These showcases, combined with a knack for dire predictions about the eminent rise of artificial intelligence, have garnered Warwick a lot of critics. One British newspaper dubbed him “Captain Cyborg,” and some especially devoted skeptics once ran a website called Kevin Warwick Watch dedicated to chronicling his more extreme claims.
Kevin Warwick eyes the robot hand he is controlling with his brain. (Photo: Kevin Warwick)
Warwick’s experiments, critics say, can only be considered breakthroughs if we accept a very limited definition of “direct communication.” Living things have been transmitting information through various media for millennia. Why is it cool or useful to dial back down to electrical impulses—especially when, in doing so, you gain no speed or finesse?
Professor Inman Harvey, of the University of Sussex’s Centre for Computational Neuroscience and Robotics, explains his issues with Warwick thusly:
“Right now my nervous system is causing my fingers to tap on keys, interfacing with a computer. Through the wonders of the internet, this will cause symbols to appear on a computer screen in front of you, patterns of light go through your eyes and at your retina these interface with your nervous system. Bingo, thought communication by interfacing each nervous system with a computer. [I relay] some specific thought of mine—“pink elephant”—and I am confident a version of that thought reaches you … is the “directly” aspect important? Well, clearly it is potentially important for some disabled people, but I fail to see any scientific interest at the moment.”
Kevin Warwick and the robot hand seek a truce. (Photo: Kevin Warwick)
When asked, Warwick expresses hope that “connecting” with his wife was indeed the first step towards something bigger.

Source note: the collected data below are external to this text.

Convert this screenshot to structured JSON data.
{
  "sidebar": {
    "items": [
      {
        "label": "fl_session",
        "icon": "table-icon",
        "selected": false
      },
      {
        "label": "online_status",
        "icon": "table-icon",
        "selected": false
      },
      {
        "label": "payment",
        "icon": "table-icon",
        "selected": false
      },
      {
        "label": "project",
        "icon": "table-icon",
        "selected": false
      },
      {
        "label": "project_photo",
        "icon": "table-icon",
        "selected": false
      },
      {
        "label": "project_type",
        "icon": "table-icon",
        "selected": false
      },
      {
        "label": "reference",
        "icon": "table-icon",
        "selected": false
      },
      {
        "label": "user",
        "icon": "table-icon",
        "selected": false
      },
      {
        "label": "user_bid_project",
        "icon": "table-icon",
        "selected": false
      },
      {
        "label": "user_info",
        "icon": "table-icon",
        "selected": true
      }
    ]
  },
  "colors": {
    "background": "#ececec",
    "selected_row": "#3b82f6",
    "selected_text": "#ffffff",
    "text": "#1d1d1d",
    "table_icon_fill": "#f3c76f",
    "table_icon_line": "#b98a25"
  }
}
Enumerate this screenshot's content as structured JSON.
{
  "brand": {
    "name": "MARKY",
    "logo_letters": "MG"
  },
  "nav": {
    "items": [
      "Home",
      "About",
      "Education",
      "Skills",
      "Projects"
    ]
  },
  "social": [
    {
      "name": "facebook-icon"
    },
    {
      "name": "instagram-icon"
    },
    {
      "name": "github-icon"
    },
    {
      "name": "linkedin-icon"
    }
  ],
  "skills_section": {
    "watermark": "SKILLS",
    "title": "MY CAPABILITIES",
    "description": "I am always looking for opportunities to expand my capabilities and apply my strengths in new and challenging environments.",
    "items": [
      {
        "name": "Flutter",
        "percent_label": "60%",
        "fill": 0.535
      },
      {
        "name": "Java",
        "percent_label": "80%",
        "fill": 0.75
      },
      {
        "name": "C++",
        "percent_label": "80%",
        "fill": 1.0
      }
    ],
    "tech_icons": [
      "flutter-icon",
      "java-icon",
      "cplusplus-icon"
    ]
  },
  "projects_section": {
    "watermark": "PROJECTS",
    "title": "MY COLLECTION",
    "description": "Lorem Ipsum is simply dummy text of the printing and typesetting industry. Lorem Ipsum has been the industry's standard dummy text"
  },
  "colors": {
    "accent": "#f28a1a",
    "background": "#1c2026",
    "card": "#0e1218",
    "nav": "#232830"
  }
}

“For me, this was the highlight of the whole experiment,” he says; indeed, of all the experiments he has done, it’s still his favorite. “I think in years to come… people will at some stage be thinking to each other. It’s the next step, ultimately it’s just how long it takes.” (Plus, he says, it might help us keep up with those hyper-intelligent, super-connected robots he thinks are just around the corner: “If you can’t beat it, join it.”)
Perhaps even more interestingly, Warwick found the nerve hookup to be a categorically different communication experience: “I have to say, something that surprised me when we were hooked up, it is a very intimate thing,” he says. “You’re actually linking your nervous system together with somebody else’s nervous system. And when you think of what’s involved in sex, sex is quite intimate, but it’s not this intimate! This really is—you’re getting the insides of your body hooked up together. So in a way, I’m glad it was my wife—if I’d have done it with another woman, I think it could have really caused problems.”